Il valico di Rafah torna operativo per i residenti
Il valico di Rafah, unico punto di passaggio tra Gaza ed Egitto non controllato direttamente da Israele, è stato riaperto al transito dei residenti. Secondo quanto riferito da un funzionario della sicurezza israeliano, il passaggio è ora consentito sia in entrata che in uscita, dopo l’arrivo delle squadre della missione Eubam dell’Unione Europea, incaricate di supportare la gestione e il monitoraggio delle frontiere.
Un flusso limitato nei primi giorni
I media statali egiziani hanno precisato che, nella fase iniziale, il transito sarà limitato a circa cinquanta persone al giorno per ciascuna direzione. L’emittente AlQahera News, citando fonti legate all’intelligence, ha parlato di un avvio graduale dell’operatività, con gruppi ristretti autorizzati a lasciare l’Egitto per Gaza e viceversa. Fonti presenti al confine hanno confermato l’arrivo di alcune decine di persone sul lato egiziano, in attesa di entrare nella Striscia.
Il ruolo della missione europea
La riapertura del valico è stata collegata direttamente alla presenza della missione europea di assistenza alle frontiere. Secondo le autorità israeliane, l’arrivo delle squadre Eubam rappresenta una condizione necessaria per garantire il movimento dei civili, almeno in questa fase iniziale. Un segnale che, tuttavia, non modifica il quadro generale di forte instabilità che caratterizza l’area.

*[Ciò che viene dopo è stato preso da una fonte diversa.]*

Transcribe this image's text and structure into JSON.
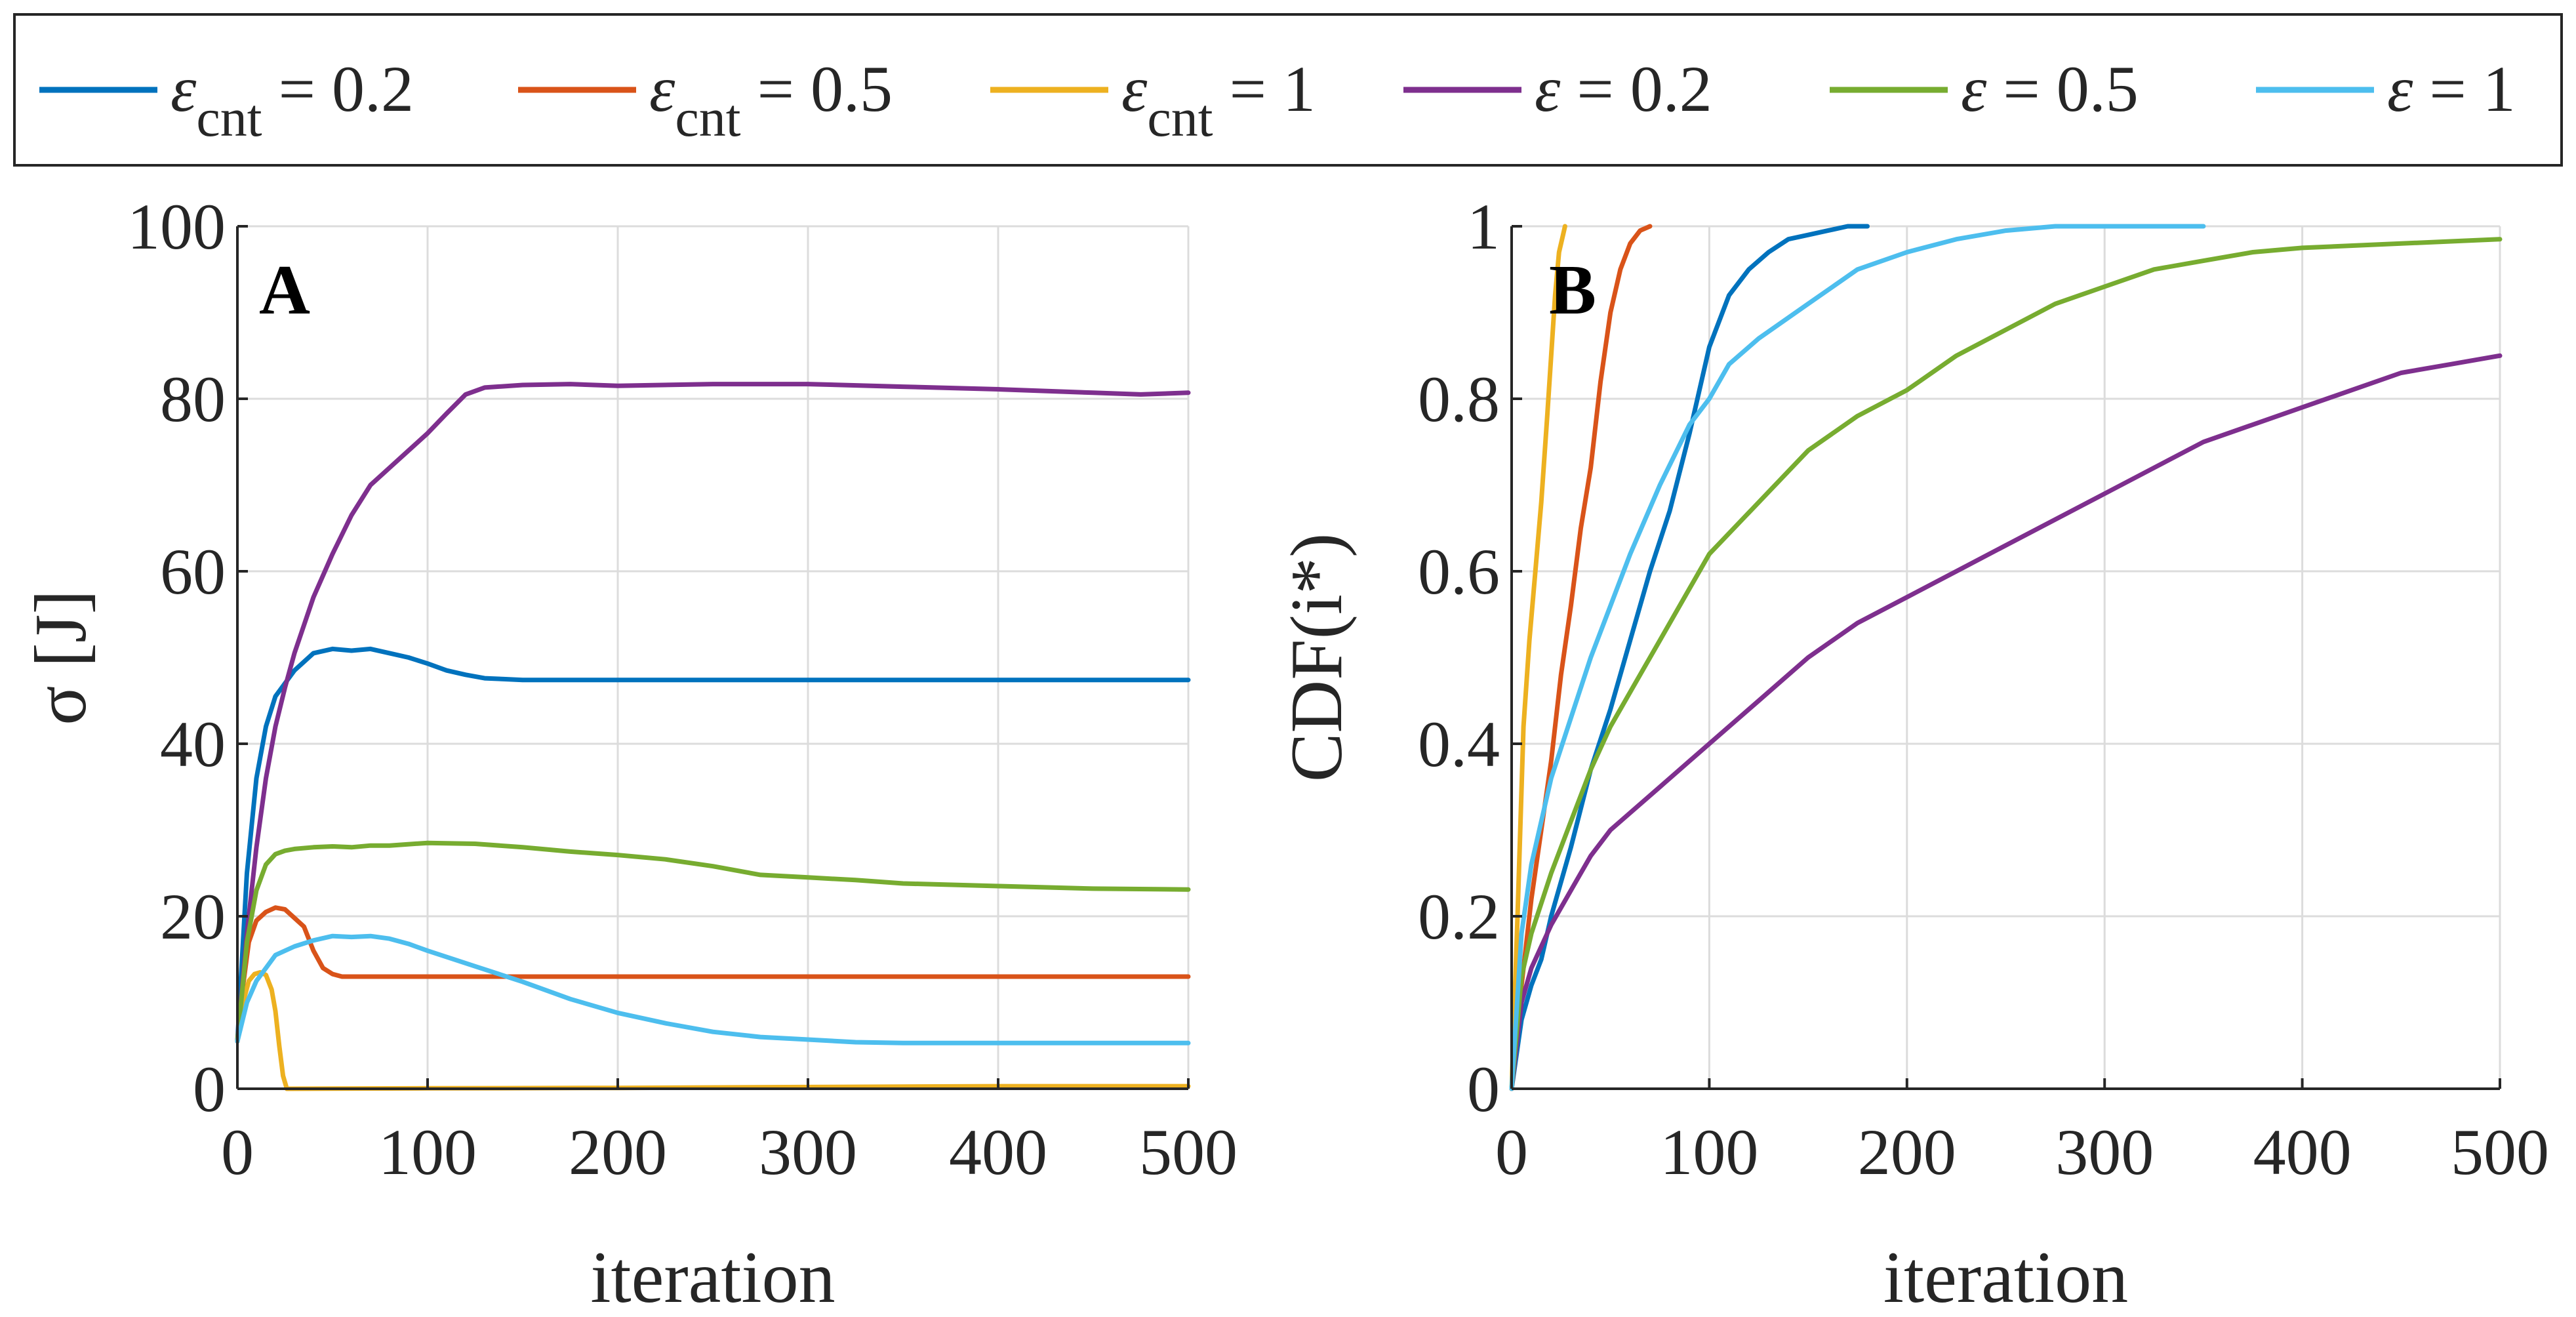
{
  "legend": {
    "entries": [
      {
        "label": "ε",
        "sub": "cnt",
        "value": " = 0.2",
        "color": "#0072BD"
      },
      {
        "label": "ε",
        "sub": "cnt",
        "value": " = 0.5",
        "color": "#D95319"
      },
      {
        "label": "ε",
        "sub": "cnt",
        "value": " = 1",
        "color": "#EDB120"
      },
      {
        "label": "ε",
        "sub": "",
        "value": " = 0.2",
        "color": "#7E2F8E"
      },
      {
        "label": "ε",
        "sub": "",
        "value": " = 0.5",
        "color": "#77AC30"
      },
      {
        "label": "ε",
        "sub": "",
        "value": " = 1",
        "color": "#4DBEEE"
      }
    ]
  },
  "chart_data": [
    {
      "type": "line",
      "panel_label": "A",
      "xlabel": "iteration",
      "ylabel": "σ [J]",
      "xlim": [
        0,
        500
      ],
      "ylim": [
        0,
        100
      ],
      "xticks": [
        "0",
        "100",
        "200",
        "300",
        "400",
        "500"
      ],
      "yticks": [
        "0",
        "20",
        "40",
        "60",
        "80",
        "100"
      ],
      "grid": true,
      "series": [
        {
          "name": "ε_cnt = 0.2",
          "color": "#0072BD",
          "x": [
            0,
            5,
            10,
            15,
            20,
            30,
            40,
            50,
            60,
            70,
            80,
            90,
            100,
            110,
            120,
            130,
            140,
            150,
            175,
            200,
            300,
            400,
            500
          ],
          "y": [
            5.5,
            25,
            36,
            42,
            45.5,
            48.5,
            50.5,
            51,
            50.8,
            51,
            50.5,
            50,
            49.3,
            48.5,
            48,
            47.6,
            47.5,
            47.4,
            47.4,
            47.4,
            47.4,
            47.4,
            47.4
          ]
        },
        {
          "name": "ε_cnt = 0.5",
          "color": "#D95319",
          "x": [
            0,
            3,
            6,
            10,
            15,
            20,
            25,
            30,
            35,
            40,
            45,
            50,
            55,
            60,
            70,
            100,
            200,
            300,
            400,
            500
          ],
          "y": [
            5.5,
            12,
            17,
            19.5,
            20.5,
            21,
            20.8,
            19.8,
            18.8,
            16,
            14,
            13.3,
            13,
            13,
            13,
            13,
            13,
            13,
            13,
            13
          ]
        },
        {
          "name": "ε_cnt = 1",
          "color": "#EDB120",
          "x": [
            0,
            3,
            6,
            9,
            12,
            15,
            18,
            20,
            22,
            24,
            26,
            28,
            100,
            200,
            300,
            400,
            500
          ],
          "y": [
            5.5,
            10,
            12.5,
            13.3,
            13.5,
            13.2,
            11.5,
            9,
            5,
            1.5,
            0,
            0,
            0.05,
            0.1,
            0.2,
            0.3,
            0.3
          ]
        },
        {
          "name": "ε = 0.2",
          "color": "#7E2F8E",
          "x": [
            0,
            5,
            10,
            15,
            20,
            25,
            30,
            40,
            50,
            60,
            70,
            80,
            90,
            100,
            110,
            120,
            130,
            150,
            175,
            200,
            250,
            300,
            350,
            400,
            450,
            475,
            500
          ],
          "y": [
            5.5,
            18,
            28,
            36,
            42,
            46.5,
            50.5,
            57,
            62,
            66.5,
            70,
            72,
            74,
            76,
            78.3,
            80.5,
            81.3,
            81.6,
            81.7,
            81.5,
            81.7,
            81.7,
            81.4,
            81.1,
            80.7,
            80.5,
            80.7
          ]
        },
        {
          "name": "ε = 0.5",
          "color": "#77AC30",
          "x": [
            0,
            5,
            10,
            15,
            20,
            25,
            30,
            40,
            50,
            60,
            70,
            80,
            100,
            125,
            150,
            175,
            200,
            225,
            250,
            275,
            300,
            325,
            350,
            400,
            450,
            500
          ],
          "y": [
            5.5,
            17,
            23,
            26,
            27.2,
            27.6,
            27.8,
            28,
            28.1,
            28,
            28.2,
            28.2,
            28.5,
            28.4,
            28,
            27.5,
            27.1,
            26.6,
            25.8,
            24.8,
            24.5,
            24.2,
            23.8,
            23.5,
            23.2,
            23.1
          ]
        },
        {
          "name": "ε = 1",
          "color": "#4DBEEE",
          "x": [
            0,
            5,
            10,
            15,
            20,
            30,
            40,
            50,
            60,
            70,
            80,
            90,
            100,
            125,
            150,
            175,
            200,
            225,
            250,
            275,
            300,
            325,
            350,
            400,
            450,
            500
          ],
          "y": [
            5.5,
            10,
            12.5,
            14,
            15.5,
            16.5,
            17.2,
            17.7,
            17.6,
            17.7,
            17.4,
            16.8,
            16,
            14.2,
            12.4,
            10.4,
            8.8,
            7.6,
            6.6,
            6,
            5.7,
            5.4,
            5.3,
            5.3,
            5.3,
            5.3
          ]
        }
      ]
    },
    {
      "type": "line",
      "panel_label": "B",
      "xlabel": "iteration",
      "ylabel": "CDF(i*)",
      "xlim": [
        0,
        500
      ],
      "ylim": [
        0,
        1
      ],
      "xticks": [
        "0",
        "100",
        "200",
        "300",
        "400",
        "500"
      ],
      "yticks": [
        "0",
        "0.2",
        "0.4",
        "0.6",
        "0.8",
        "1"
      ],
      "grid": true,
      "series": [
        {
          "name": "ε_cnt = 0.2",
          "color": "#0072BD",
          "x": [
            0,
            5,
            10,
            15,
            20,
            30,
            40,
            50,
            60,
            70,
            80,
            90,
            100,
            110,
            120,
            130,
            140,
            150,
            160,
            170,
            180
          ],
          "y": [
            0,
            0.08,
            0.12,
            0.15,
            0.2,
            0.28,
            0.37,
            0.44,
            0.52,
            0.6,
            0.67,
            0.76,
            0.86,
            0.92,
            0.95,
            0.97,
            0.985,
            0.99,
            0.995,
            1,
            1
          ]
        },
        {
          "name": "ε_cnt = 0.5",
          "color": "#D95319",
          "x": [
            0,
            5,
            10,
            15,
            20,
            25,
            30,
            35,
            40,
            45,
            50,
            55,
            60,
            65,
            70
          ],
          "y": [
            0,
            0.12,
            0.22,
            0.3,
            0.38,
            0.48,
            0.56,
            0.65,
            0.72,
            0.82,
            0.9,
            0.95,
            0.98,
            0.995,
            1
          ]
        },
        {
          "name": "ε_cnt = 1",
          "color": "#EDB120",
          "x": [
            0,
            3,
            6,
            9,
            12,
            15,
            18,
            20,
            22,
            24,
            26,
            27
          ],
          "y": [
            0,
            0.2,
            0.42,
            0.52,
            0.6,
            0.68,
            0.78,
            0.85,
            0.92,
            0.97,
            0.99,
            1
          ]
        },
        {
          "name": "ε = 0.2",
          "color": "#7E2F8E",
          "x": [
            0,
            5,
            10,
            20,
            30,
            40,
            50,
            60,
            75,
            90,
            100,
            125,
            150,
            175,
            200,
            225,
            250,
            275,
            300,
            325,
            350,
            375,
            400,
            425,
            450,
            475,
            500
          ],
          "y": [
            0,
            0.1,
            0.14,
            0.19,
            0.23,
            0.27,
            0.3,
            0.32,
            0.35,
            0.38,
            0.4,
            0.45,
            0.5,
            0.54,
            0.57,
            0.6,
            0.63,
            0.66,
            0.69,
            0.72,
            0.75,
            0.77,
            0.79,
            0.81,
            0.83,
            0.84,
            0.85
          ]
        },
        {
          "name": "ε = 0.5",
          "color": "#77AC30",
          "x": [
            0,
            5,
            10,
            20,
            30,
            40,
            50,
            60,
            75,
            90,
            100,
            125,
            150,
            175,
            200,
            225,
            250,
            275,
            300,
            325,
            350,
            375,
            400,
            450,
            500
          ],
          "y": [
            0,
            0.13,
            0.18,
            0.25,
            0.31,
            0.37,
            0.42,
            0.46,
            0.52,
            0.58,
            0.62,
            0.68,
            0.74,
            0.78,
            0.81,
            0.85,
            0.88,
            0.91,
            0.93,
            0.95,
            0.96,
            0.97,
            0.975,
            0.98,
            0.985
          ]
        },
        {
          "name": "ε = 1",
          "color": "#4DBEEE",
          "x": [
            0,
            5,
            10,
            20,
            30,
            40,
            50,
            60,
            75,
            90,
            100,
            110,
            125,
            150,
            175,
            200,
            225,
            250,
            275,
            300,
            325,
            350
          ],
          "y": [
            0,
            0.18,
            0.26,
            0.36,
            0.43,
            0.5,
            0.56,
            0.62,
            0.7,
            0.77,
            0.8,
            0.84,
            0.87,
            0.91,
            0.95,
            0.97,
            0.985,
            0.995,
            1,
            1,
            1,
            1
          ]
        }
      ]
    }
  ]
}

Un bambino ucciso nel sud di Gaza
Nelle stesse ore, nuove notizie di vittime civili sono arrivate dal sud della Striscia. Secondo quanto riportato da Al Jazeera, un bambino palestinese di tre anni è stato ucciso nella zona di al-Mawasi, nei pressi della città di Khan Younis, durante un attacco attribuito alle forze israeliane. Le informazioni sono state confermate da fonti del Nasser Medical Complex.
Al-Mawasi, campo profughi e “zona umanitaria”
L’area di al-Mawasi, situata lungo la costa di Gaza, ospita un vasto campo profughi dove vivono decine di migliaia di sfollati in condizioni estremamente precarie. Nonostante Israele abbia definito la zona una “area di sicurezza umanitaria”, secondo la testata araba l’area continua a essere colpita da attacchi. In questo caso, le cannoniere israeliane avrebbero bombardato le tende che ospitavano famiglie costrette a fuggire dalle proprie case.
Il nome della vittima e il bilancio delle violenze
La vittima, identificata dall’agenzia Wafa come Iyad Ahmed Naeem al-Raba’i, aveva solo tre anni. Secondo i dati diffusi dal Ministero della Salute palestinese, dall’entrata in vigore del cessate il fuoco del 10 ottobre 2025, oltre 500 palestinesi sarebbero stati uccisi a Gaza e più di 1.400 feriti. Numeri che alimentano interrogativi sulla tenuta della tregua e sulla reale protezione dei civili.
Aperture parziali e una crisi che continua
La riapertura del valico di Rafah rappresenta per molti residenti una possibilità concreta di movimento dopo mesi di isolamento. Tuttavia, le notizie che arrivano dal terreno mostrano come la crisi umanitaria e la violenza restino una costante quotidiana. Tra spiragli diplomatici e drammi umani, Gaza continua a vivere una realtà sospesa tra aperture limitate e lutti incessanti.